From the exotic to the familiar, whether you’re traveling or in your own backyard, we would love to see the world through your eyes.
It seems like forever ago that we finished up with Paris After Dark, but it’s only been two weeks! Time warp. In any case, now we get Paris pics sprinkled in with everything else in the morning. ~WaterGirl
A second pastiche of Paris, from 8 years of visiting my daughter several times a year.
The Maritime Fountain is one of two huge fountains in the place de la Concorde. The repair work on the building behind is disguised by a false front, instead of the usual bare scaffolding. At 19 acres, the place de la Concorde is the largest public square in Paris. In its center, the Obelisk Luxor occupies the spot where the French Revolution guillotine once stood.
Electric car charging stations on rue Legendre. Many of the smaller streets have similar charging stations.
Bob Dylan, just hanging out in the 17th.

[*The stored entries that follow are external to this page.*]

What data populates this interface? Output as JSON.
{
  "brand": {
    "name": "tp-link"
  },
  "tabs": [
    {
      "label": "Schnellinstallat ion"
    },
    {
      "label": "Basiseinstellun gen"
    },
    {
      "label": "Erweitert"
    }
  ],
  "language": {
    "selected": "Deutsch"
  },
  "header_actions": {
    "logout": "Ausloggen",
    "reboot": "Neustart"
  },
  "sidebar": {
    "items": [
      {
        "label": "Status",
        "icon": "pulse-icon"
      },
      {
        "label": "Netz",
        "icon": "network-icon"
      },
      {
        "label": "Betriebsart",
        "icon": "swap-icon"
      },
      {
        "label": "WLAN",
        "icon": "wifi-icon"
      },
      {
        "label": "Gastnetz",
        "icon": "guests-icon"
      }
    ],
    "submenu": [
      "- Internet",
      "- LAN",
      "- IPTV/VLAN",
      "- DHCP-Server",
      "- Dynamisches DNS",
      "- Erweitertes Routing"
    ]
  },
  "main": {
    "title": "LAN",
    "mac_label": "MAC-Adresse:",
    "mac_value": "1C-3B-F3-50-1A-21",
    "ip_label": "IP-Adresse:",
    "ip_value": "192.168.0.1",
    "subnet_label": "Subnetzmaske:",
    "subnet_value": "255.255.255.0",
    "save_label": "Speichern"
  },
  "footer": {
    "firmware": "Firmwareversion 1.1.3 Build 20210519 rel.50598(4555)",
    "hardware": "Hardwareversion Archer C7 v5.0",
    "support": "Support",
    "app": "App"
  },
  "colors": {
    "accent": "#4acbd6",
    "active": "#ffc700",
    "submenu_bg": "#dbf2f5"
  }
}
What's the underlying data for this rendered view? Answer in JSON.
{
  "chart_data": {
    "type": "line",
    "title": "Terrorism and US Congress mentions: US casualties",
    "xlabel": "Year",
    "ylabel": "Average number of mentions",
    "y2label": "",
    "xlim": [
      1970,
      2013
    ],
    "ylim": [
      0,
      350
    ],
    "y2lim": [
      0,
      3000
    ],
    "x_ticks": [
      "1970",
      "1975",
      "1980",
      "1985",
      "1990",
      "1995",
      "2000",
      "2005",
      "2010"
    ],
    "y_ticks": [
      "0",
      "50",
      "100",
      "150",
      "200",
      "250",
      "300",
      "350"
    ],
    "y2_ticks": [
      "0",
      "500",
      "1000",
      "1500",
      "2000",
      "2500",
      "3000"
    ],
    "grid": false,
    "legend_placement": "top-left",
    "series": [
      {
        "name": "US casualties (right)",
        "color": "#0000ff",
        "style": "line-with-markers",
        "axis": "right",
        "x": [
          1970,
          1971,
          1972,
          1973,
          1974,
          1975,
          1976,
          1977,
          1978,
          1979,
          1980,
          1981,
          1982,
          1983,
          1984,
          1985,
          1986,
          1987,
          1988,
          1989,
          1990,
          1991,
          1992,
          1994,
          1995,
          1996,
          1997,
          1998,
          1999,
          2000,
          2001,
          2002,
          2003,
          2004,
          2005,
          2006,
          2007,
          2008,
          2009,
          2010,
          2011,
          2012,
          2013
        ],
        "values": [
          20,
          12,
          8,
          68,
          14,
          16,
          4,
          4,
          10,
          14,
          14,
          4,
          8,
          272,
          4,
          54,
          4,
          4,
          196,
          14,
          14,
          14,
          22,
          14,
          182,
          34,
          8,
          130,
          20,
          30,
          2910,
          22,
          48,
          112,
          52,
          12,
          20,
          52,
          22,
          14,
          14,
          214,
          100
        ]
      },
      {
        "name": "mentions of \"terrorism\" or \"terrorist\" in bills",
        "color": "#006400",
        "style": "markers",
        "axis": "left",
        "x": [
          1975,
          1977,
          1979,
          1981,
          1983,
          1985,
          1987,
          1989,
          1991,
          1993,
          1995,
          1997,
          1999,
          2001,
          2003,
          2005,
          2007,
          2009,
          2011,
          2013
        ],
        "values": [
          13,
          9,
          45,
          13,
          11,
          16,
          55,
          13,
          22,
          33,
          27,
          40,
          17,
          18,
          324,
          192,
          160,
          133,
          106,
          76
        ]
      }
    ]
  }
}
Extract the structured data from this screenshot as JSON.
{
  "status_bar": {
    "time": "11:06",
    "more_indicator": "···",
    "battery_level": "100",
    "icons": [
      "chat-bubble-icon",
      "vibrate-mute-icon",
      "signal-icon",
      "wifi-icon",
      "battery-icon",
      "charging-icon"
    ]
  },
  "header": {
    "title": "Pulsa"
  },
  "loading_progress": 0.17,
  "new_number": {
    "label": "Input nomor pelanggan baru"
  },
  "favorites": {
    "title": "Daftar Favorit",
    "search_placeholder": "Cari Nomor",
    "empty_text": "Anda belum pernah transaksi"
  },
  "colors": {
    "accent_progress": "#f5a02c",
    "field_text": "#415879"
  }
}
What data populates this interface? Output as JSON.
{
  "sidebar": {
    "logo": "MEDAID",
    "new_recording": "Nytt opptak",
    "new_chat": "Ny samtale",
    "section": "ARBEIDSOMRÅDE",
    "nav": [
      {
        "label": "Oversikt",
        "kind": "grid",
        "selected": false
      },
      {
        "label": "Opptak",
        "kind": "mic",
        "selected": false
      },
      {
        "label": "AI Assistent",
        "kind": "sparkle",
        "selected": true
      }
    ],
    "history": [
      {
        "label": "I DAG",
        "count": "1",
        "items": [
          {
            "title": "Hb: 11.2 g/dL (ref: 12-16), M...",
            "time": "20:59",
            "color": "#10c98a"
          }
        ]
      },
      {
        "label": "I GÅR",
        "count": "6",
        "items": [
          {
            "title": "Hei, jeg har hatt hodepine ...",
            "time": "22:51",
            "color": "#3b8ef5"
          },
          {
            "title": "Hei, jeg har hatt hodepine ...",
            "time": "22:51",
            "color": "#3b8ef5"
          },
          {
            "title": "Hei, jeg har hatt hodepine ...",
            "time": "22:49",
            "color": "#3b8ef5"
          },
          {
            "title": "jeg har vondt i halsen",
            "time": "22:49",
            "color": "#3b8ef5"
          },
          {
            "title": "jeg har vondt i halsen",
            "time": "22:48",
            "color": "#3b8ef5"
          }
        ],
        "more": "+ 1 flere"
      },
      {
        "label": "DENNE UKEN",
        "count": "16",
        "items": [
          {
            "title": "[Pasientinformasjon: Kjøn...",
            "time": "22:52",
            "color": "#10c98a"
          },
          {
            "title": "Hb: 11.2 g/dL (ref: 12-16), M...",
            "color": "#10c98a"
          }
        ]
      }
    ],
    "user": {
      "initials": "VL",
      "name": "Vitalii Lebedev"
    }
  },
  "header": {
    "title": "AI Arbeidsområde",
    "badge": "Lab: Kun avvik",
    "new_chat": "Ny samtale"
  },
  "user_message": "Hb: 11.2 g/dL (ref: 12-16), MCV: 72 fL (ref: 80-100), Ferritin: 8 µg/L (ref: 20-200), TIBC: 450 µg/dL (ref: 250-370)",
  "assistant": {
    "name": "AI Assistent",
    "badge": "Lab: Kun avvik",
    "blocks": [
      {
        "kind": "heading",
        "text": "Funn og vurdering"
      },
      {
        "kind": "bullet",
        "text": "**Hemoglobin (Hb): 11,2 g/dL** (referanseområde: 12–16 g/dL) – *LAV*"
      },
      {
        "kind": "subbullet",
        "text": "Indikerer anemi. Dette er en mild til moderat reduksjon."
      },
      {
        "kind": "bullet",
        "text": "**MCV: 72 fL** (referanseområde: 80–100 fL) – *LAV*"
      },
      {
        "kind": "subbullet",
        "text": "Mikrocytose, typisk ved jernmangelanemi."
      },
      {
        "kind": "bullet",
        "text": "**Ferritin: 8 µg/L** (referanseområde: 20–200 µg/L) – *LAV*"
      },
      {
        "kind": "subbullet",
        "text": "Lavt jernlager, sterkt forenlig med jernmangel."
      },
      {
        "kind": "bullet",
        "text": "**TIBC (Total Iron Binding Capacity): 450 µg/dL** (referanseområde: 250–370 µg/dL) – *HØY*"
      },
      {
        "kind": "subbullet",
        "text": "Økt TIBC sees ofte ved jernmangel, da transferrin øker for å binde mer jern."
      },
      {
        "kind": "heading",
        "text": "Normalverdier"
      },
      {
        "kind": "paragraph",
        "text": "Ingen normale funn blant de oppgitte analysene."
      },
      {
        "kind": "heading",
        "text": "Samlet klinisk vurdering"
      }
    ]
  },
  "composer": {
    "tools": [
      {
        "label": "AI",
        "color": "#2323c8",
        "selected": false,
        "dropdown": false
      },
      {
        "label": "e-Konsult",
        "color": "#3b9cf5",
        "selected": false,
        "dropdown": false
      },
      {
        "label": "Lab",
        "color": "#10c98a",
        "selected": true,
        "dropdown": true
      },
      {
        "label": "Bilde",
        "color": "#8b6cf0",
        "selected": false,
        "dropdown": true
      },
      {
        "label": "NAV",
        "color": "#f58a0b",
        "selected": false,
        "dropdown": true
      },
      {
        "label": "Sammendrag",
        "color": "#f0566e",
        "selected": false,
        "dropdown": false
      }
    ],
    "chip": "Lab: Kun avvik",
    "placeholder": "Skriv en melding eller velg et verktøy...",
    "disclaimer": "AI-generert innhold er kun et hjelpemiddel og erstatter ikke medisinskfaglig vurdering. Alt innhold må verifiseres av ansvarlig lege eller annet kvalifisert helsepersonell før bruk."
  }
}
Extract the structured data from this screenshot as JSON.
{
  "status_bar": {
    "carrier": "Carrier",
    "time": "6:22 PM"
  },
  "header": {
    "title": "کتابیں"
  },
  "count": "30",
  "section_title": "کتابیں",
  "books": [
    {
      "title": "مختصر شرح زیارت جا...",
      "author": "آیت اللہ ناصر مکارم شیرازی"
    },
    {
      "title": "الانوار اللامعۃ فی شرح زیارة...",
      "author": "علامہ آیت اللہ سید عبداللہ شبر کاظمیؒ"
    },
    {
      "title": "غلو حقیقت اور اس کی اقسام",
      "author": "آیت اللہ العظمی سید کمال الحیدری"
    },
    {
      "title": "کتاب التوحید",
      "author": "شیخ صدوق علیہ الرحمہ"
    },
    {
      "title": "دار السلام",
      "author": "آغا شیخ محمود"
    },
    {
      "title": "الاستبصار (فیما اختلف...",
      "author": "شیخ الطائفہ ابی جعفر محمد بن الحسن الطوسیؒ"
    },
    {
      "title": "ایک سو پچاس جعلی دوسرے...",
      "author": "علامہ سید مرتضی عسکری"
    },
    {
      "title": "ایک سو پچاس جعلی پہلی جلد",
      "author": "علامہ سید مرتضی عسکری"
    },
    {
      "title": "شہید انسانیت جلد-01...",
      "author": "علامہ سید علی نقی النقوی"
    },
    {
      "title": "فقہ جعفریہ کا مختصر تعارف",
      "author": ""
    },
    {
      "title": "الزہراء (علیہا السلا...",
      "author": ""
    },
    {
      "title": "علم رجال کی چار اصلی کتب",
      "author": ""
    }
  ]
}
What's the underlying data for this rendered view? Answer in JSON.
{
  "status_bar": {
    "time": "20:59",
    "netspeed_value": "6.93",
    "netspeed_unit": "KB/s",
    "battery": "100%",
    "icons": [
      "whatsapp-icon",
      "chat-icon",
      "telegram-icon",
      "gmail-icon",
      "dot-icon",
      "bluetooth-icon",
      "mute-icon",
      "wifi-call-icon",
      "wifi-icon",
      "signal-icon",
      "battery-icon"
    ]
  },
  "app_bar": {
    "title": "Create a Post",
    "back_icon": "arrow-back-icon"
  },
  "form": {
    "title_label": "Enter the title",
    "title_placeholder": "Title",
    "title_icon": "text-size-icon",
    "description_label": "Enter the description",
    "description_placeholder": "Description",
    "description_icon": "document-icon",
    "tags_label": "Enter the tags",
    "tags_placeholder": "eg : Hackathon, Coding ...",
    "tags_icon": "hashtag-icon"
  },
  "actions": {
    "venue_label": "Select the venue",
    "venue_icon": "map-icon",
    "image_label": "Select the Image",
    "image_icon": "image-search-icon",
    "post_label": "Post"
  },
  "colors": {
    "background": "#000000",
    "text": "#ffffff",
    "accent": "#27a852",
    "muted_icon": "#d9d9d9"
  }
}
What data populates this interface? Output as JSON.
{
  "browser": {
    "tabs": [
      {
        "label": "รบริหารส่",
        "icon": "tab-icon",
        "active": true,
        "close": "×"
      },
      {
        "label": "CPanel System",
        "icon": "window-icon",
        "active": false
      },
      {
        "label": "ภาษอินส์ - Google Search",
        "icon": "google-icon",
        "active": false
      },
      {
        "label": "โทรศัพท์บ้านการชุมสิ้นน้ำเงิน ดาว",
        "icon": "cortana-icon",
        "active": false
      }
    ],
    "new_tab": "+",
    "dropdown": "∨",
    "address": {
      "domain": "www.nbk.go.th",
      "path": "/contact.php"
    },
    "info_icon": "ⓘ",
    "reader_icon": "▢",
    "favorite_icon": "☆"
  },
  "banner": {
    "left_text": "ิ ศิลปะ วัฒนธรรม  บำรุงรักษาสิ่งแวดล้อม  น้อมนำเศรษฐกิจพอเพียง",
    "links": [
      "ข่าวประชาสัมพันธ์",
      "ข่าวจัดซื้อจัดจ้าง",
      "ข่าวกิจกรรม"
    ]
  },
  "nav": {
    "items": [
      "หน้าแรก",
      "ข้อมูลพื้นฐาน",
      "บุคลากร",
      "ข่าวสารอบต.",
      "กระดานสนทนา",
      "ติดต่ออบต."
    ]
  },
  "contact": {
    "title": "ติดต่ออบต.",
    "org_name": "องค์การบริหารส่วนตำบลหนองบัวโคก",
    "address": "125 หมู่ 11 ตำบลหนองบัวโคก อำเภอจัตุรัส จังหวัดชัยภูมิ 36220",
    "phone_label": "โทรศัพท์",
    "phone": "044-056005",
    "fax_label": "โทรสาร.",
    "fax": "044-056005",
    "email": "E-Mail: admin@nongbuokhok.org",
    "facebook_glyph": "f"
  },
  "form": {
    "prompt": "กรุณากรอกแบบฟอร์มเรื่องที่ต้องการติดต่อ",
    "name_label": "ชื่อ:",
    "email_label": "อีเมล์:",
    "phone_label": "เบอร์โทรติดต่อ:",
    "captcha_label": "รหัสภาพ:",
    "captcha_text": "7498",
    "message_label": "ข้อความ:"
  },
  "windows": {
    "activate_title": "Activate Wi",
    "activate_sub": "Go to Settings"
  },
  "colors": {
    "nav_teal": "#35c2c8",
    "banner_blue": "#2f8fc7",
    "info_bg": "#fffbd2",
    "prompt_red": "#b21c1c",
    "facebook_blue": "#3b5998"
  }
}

Rue Biot is off the place de Clichy, not to be confused with the boulevard de Clichy, the avenue de Clichy, or the rue de Clichy. A good map is a handy device for walking in the 17th.
Looking down on Cimetière Montmartre, from the rue Caulaincourt sidewalk. The cemetery has 20,000 residents, including Emile Zola. The largest Paris cemetery, the Cimetière du Père Lachaise, is home to Jim Morrison, Oscar Wilde, Samuel Beckett, and some 70,000 others.
Statue of the architect Eugène Viollet-le-Duc, at the corner of rue de Rivoli and the forecourt of the Hôtel de Ville. The World War II bullet holes missed the architect of the 1840s Notre Dame restoration. He also worked on restoring Sainte-Chappelle, and was designing the internal structure of the Statue of Liberty, but died before the statue was completed.
One of the (in)famous Parisian circular staircases that can be terrifying after hours of walking. This is six flights up, 120 steps, in an apartment on rue du Fabourg Saint-Antoine, one of oldest roads in Paris.
Winter sunset on the place d’Italie.
One of the many walkways in the jardin des Plantes, The botanical garden was created in 1635 as a medicinal garden for Louis XIII. Its 69 acres include 11 gardens, archives, greenhouses, libraries, a botanical school, and a zoo.